À Buffalo, dans l’État de New York, l’horloge de l’Erie County Hall est enfin à l’heure juste. Sur le parvis de ce grand bâtiment en granit construit en 1875, au pied du cadran, Valentino Dixon recouvre la liberté d’un pas léger. Pour cet homme proche de la cinquantaine, dont l’allure athlétique sourd d’un t-shirt cintré noir, le temps s’est arrêté il y a 27 ans, quand on l’a mis en cellule pour un crime qu’il n’avait pas commis. Une éternité : « J’ai passé tellement de temps en prison que j’ai l’impression d’y être né », confie-t-il. Ce 19 septembre 2018, en descendant les marches, le père de famille arbore un visage radieux, légèrement hébété. Il plane en direction d’une statue de George Washington, icône de la liberté américaine, quand une femme le prend dans ses bras. C’est sa mère venue l’enlacer. « Je n’ai pas de mot », sanglote-t-elle.

La fille de l’ancien détenu n’est pas moins émue. « Papa, il est temps que nous commencions à vivre ensemble, dans le vrai monde », lance Valentina en souriant, ses jumeaux de 14 mois dans les bras. Entouré d’une nuée de journaliste lors de ce moment « incroyable », Valentino Dixon retrouve vite ses esprits. « Nous devons sortir de l’incarcération de masse et trouver une solution pour ne pas défavoriser les pauvres », harangue-t-il. « Sans argent, c’est difficile d’obtenir justice car le système n’est pas fait pour donner aux pauvres un procès équitable. » Dans son cas, l’institution judiciaire américaine a commis une erreur grossière.

Deux jours après le meurtre dont on l’a accusé, un autre homme a publiquement avoué sa culpabilité. Lui aussi présent à Buffalo ce 10 août 1991, Lamarr Scott « a confessé depuis le 12 août 1991 », souligne aujourd’hui la procureure adjointe du district, Sara Dee. « Il l’a fait au moins dix fois. » Condamné à 38 ans de prison, sans chance de sortie avant 2030, Valentino Dixon a toujours pensé qu’il finirait par être innocenté. « Il me disait que nous allions nous en sortir et qu’il fallait rester forts dans notre combat », se souvient sa fille, qui n’avait que quelques mois lors de son incarcération. « Ses encouragements, son enthousiasme et son endurance nous ont permis d’être là aujourd’hui. » Mais il y a aussi et surtout son art.

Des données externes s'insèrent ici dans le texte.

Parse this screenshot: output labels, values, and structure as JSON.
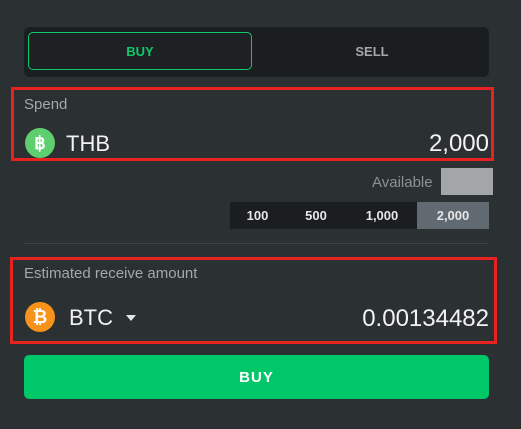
{
  "tabs": {
    "buy": "BUY",
    "sell": "SELL"
  },
  "spend": {
    "label": "Spend",
    "currency": "THB",
    "coin_symbol": "฿",
    "amount": "2,000"
  },
  "available": {
    "label": "Available"
  },
  "presets": [
    "100",
    "500",
    "1,000",
    "2,000"
  ],
  "selected_preset": "2,000",
  "receive": {
    "label": "Estimated receive amount",
    "currency": "BTC",
    "coin_symbol": "₿",
    "amount": "0.00134482"
  },
  "action": {
    "buy_label": "BUY"
  },
  "colors": {
    "accent": "#00c767",
    "highlight": "#e8221f",
    "thb_coin": "#5fce6e",
    "btc_coin": "#f7931a"
  }
}
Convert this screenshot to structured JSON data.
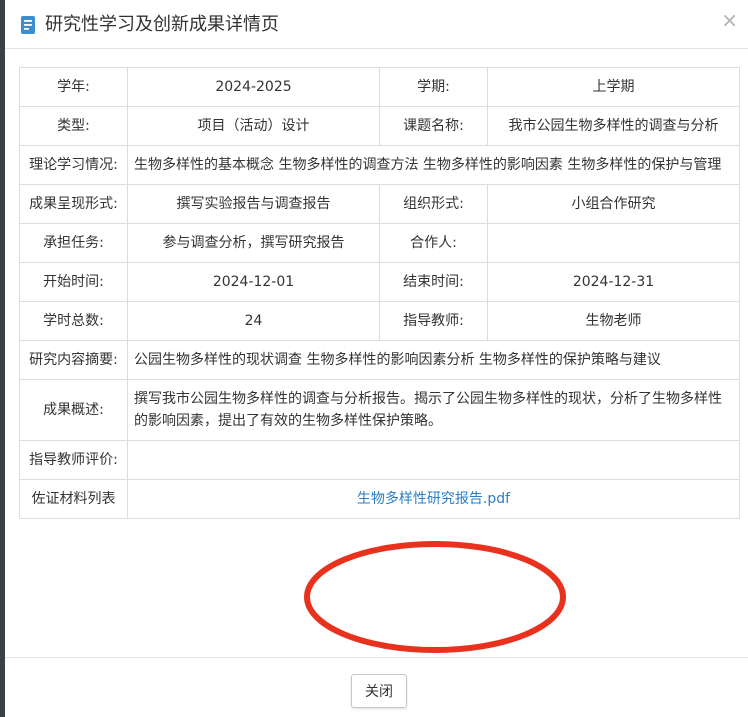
{
  "dialog": {
    "title": "研究性学习及创新成果详情页",
    "close_glyph": "×",
    "icon": "document-icon"
  },
  "details": {
    "school_year_label": "学年:",
    "school_year_value": "2024-2025",
    "semester_label": "学期:",
    "semester_value": "上学期",
    "type_label": "类型:",
    "type_value": "项目（活动）设计",
    "topic_label": "课题名称:",
    "topic_value": "我市公园生物多样性的调查与分析",
    "theory_label": "理论学习情况:",
    "theory_value": "生物多样性的基本概念 生物多样性的调查方法 生物多样性的影响因素 生物多样性的保护与管理",
    "result_form_label": "成果呈现形式:",
    "result_form_value": "撰写实验报告与调查报告",
    "org_form_label": "组织形式:",
    "org_form_value": "小组合作研究",
    "task_label": "承担任务:",
    "task_value": "参与调查分析，撰写研究报告",
    "partner_label": "合作人:",
    "partner_value": "",
    "start_label": "开始时间:",
    "start_value": "2024-12-01",
    "end_label": "结束时间:",
    "end_value": "2024-12-31",
    "hours_label": "学时总数:",
    "hours_value": "24",
    "teacher_label": "指导教师:",
    "teacher_value": "生物老师",
    "abstract_label": "研究内容摘要:",
    "abstract_value": "公园生物多样性的现状调查 生物多样性的影响因素分析 生物多样性的保护策略与建议",
    "summary_label": "成果概述:",
    "summary_value": "撰写我市公园生物多样性的调查与分析报告。揭示了公园生物多样性的现状，分析了生物多样性的影响因素，提出了有效的生物多样性保护策略。",
    "teacher_comment_label": "指导教师评价:",
    "teacher_comment_value": "",
    "evidence_label": "佐证材料列表",
    "evidence_file": "生物多样性研究报告.pdf"
  },
  "annotation": {
    "ellipse_color": "#e8321e"
  },
  "footer": {
    "close_label": "关闭"
  }
}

Ancien étudiant de la Buffalo Academy for the Visual & Performing Arts, Valentino Dixon continue à peindre derrière les barreaux, sans attirer d’autres attention que celle des gardiens. Un jour, en 2011, l’un d’eux lui suggère de reproduire une photo du douzième trou d’un terrain de golf des Masters, l’Augusta National. Pour une raison qui lui échappe, l’homme commence alors à ne plus peindre que des grandes pelouses parcourues de petites balles blanches. Intrigué par cette singulière passion, le mensuel Golf Digest lui propose d’écrire un article. Et la lumière vient enfin à lui.

Dans les locaux du magazine, le journaliste Max Adler se rend compte que l’enquête comporte de nombreuses incohérences. « Il y a beaucoup d’éléments qui, pris à part, font de Valentin le coupable, mais, si on les met bout à bout, je suis convaincu qu’il est innocent », pense-t-il. Au lieu de démontrer définitivement la culpabilité de Dixon, un rapport de 2009 présente « de nombreuses failles logiques », observe-t-il. Marc Morjé Howard fait le même constat. En janvier 2017, ce professeur de l’université de Georgetown soumet le cas à ses étudiants. « Il y avait des éléments pour le disculper mais ça n’avait abouti à rien », se souvient-il. Valentino Dixon est-il innocent comme il le clame dans le magazine ? Très vite, les aspirants juristes en acquièrent la conviction.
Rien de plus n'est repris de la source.